Insider has written before about a State of Texas proposal to put advertising logos within freeway rights of way. Texas is proceeding with a pilot project to evaluate the feasibility of putting logos onto government highway signs in the right of way. Insider has attached a September 20, 2016 letter that Transportation Secretary Anthony Fox sent to Congressman Ted Poe on the issue. The Federal Highway Administration has assembled a panel of national experts to conduct a review.
Phase 1 will involve a closed course evaluation and lab simulation to evaluate how drivers behave in response to a sign in the right of way.
Phase 2 will involve open road testing of a limited number of locations to evaluate how users respond to the signs.
Insider’s take: If you are a Texas outdoor advertising company you need to be letting Texas DOT, the FWHA and your state legislator know that you aren’t happy that your regulator is entering your business. Here are three reasons why this proposal is misguided.

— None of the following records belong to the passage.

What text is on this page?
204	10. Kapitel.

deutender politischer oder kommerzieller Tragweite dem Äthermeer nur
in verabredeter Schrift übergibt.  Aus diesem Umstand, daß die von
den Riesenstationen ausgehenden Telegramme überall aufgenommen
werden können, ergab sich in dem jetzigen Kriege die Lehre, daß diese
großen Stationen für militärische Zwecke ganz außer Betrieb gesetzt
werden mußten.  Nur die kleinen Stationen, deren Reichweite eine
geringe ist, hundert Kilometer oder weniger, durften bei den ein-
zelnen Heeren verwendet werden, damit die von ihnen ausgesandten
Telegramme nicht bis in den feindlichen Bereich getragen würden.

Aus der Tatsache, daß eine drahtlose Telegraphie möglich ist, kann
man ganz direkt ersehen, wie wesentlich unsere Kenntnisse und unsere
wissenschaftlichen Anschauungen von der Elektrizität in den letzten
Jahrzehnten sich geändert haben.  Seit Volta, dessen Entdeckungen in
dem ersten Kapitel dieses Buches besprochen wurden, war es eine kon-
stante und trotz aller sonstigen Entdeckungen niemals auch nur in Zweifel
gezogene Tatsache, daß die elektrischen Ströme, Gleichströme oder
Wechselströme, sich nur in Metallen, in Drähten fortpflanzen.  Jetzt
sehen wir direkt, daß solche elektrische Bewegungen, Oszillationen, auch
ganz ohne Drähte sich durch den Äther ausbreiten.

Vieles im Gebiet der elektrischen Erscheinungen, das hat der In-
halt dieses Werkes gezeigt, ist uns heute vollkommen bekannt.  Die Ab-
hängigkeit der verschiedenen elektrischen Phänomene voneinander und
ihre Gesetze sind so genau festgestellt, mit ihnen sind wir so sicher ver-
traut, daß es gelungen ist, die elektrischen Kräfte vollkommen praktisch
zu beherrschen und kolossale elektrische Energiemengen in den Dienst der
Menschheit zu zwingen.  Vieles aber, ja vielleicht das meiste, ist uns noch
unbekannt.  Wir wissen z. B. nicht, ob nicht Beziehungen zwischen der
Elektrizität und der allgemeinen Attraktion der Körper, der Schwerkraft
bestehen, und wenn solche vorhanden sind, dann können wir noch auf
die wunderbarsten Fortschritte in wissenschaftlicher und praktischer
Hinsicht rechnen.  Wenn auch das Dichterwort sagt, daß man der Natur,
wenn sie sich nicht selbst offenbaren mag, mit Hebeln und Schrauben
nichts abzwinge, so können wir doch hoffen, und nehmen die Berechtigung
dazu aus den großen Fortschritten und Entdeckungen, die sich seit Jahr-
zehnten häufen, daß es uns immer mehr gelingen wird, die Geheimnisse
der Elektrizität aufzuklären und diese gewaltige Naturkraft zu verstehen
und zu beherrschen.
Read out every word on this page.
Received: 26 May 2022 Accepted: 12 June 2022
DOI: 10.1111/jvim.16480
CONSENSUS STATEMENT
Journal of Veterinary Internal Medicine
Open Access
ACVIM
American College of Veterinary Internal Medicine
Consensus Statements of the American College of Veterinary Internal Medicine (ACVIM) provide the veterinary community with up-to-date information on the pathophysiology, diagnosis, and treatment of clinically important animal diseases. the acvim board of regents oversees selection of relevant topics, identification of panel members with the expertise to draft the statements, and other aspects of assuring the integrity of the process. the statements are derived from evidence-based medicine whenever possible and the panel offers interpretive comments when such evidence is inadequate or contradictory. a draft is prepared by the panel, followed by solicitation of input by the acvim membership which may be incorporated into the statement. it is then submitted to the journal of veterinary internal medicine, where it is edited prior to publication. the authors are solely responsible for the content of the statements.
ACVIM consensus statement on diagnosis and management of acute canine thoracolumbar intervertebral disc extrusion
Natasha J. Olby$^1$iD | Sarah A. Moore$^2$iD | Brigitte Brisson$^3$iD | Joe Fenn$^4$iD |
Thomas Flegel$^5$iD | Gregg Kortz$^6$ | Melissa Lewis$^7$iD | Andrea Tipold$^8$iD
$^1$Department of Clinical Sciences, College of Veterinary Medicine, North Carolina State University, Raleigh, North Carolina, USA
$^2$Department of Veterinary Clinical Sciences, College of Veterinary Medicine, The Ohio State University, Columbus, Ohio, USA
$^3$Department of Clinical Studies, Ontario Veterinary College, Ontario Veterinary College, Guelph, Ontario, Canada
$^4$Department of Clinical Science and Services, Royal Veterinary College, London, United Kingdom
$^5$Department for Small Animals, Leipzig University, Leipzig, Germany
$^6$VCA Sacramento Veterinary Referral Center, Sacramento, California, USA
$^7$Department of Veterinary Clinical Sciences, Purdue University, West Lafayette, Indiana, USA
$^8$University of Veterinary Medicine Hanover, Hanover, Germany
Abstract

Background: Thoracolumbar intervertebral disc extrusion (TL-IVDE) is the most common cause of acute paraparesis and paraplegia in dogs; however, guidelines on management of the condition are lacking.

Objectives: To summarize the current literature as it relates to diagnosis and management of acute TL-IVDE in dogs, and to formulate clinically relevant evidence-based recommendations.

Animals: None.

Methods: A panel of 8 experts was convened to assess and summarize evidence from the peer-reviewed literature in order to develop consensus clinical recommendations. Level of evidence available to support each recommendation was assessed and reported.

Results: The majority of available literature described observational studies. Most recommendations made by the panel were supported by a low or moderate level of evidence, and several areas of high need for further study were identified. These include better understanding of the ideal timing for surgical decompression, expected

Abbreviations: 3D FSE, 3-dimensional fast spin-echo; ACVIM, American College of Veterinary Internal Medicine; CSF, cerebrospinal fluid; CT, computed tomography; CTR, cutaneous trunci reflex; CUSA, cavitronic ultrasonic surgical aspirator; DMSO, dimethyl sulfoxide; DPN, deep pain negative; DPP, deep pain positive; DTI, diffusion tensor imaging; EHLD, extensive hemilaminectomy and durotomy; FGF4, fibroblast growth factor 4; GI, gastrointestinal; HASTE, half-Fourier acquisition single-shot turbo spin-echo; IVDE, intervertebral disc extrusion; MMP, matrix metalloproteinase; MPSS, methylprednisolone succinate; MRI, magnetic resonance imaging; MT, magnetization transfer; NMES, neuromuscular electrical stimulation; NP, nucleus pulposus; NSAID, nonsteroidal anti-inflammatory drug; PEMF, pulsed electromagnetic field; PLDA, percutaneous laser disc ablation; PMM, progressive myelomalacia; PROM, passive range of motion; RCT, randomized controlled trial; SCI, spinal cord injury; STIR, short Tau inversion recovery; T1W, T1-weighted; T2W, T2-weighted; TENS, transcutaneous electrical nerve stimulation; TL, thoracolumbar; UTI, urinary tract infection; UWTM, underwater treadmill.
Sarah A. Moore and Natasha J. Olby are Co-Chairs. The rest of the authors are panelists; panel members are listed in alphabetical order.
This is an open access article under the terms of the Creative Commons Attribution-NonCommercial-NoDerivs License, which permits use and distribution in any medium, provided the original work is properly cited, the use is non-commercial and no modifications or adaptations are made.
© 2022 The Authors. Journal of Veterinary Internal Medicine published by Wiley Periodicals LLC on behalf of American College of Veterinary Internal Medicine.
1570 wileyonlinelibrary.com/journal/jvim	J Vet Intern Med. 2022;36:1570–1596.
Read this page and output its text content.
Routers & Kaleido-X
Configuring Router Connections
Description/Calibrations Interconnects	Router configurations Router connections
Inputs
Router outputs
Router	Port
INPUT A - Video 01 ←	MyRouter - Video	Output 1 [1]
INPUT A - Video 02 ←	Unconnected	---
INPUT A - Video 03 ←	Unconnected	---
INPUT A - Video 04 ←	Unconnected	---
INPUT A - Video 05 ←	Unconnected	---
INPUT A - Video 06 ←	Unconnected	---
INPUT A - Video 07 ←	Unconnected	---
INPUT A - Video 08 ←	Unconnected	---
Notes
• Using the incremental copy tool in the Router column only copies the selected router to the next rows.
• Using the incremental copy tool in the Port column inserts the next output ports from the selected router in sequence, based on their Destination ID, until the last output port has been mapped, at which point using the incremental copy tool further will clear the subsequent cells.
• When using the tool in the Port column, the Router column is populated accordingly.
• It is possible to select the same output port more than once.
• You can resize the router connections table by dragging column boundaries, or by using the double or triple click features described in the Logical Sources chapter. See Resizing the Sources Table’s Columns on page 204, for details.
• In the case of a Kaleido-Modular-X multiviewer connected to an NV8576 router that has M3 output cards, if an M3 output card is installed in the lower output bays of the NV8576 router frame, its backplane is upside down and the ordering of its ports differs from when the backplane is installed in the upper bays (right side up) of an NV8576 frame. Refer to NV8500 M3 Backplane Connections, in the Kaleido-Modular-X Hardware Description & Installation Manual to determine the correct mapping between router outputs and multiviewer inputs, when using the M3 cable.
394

- It threatens state highway funding. The federal government prohibits advertising on federal rights of ways. Any State which runs advertising on public safety signs must obtain federal signoff or face loss of federal highway funds. Both are bad options; the Federal Highway Administration should retain its longstanding policy to prohibit ads within the right of way.
- It smacks of hypocrisy and self-dealing. Freeway advertising is bad except if we are getting paid seems to be the message. Insider thinks that any State which has stringent outdoor regulations and permits advertising on state public safety billboards is asking for a lawsuit by disadvantaged private billboard companies.
- It creates free speech issues and disputes. Several states have tangled with free speech issues in their Adopt-a-Highway programs. Volunteers who pick up litter along highways are recognized as sponsors on Adopt-a-Highway signs on the public right of way. In 2012, Georgia denied a Klan group’s application on grounds that the Adopt-a-Highway program is for “civic-minded organizations in good standing.” Rejecting that reasoning, Georgia Courts said viewpoint-based discrimination was not allowed under the Georgia Constitution.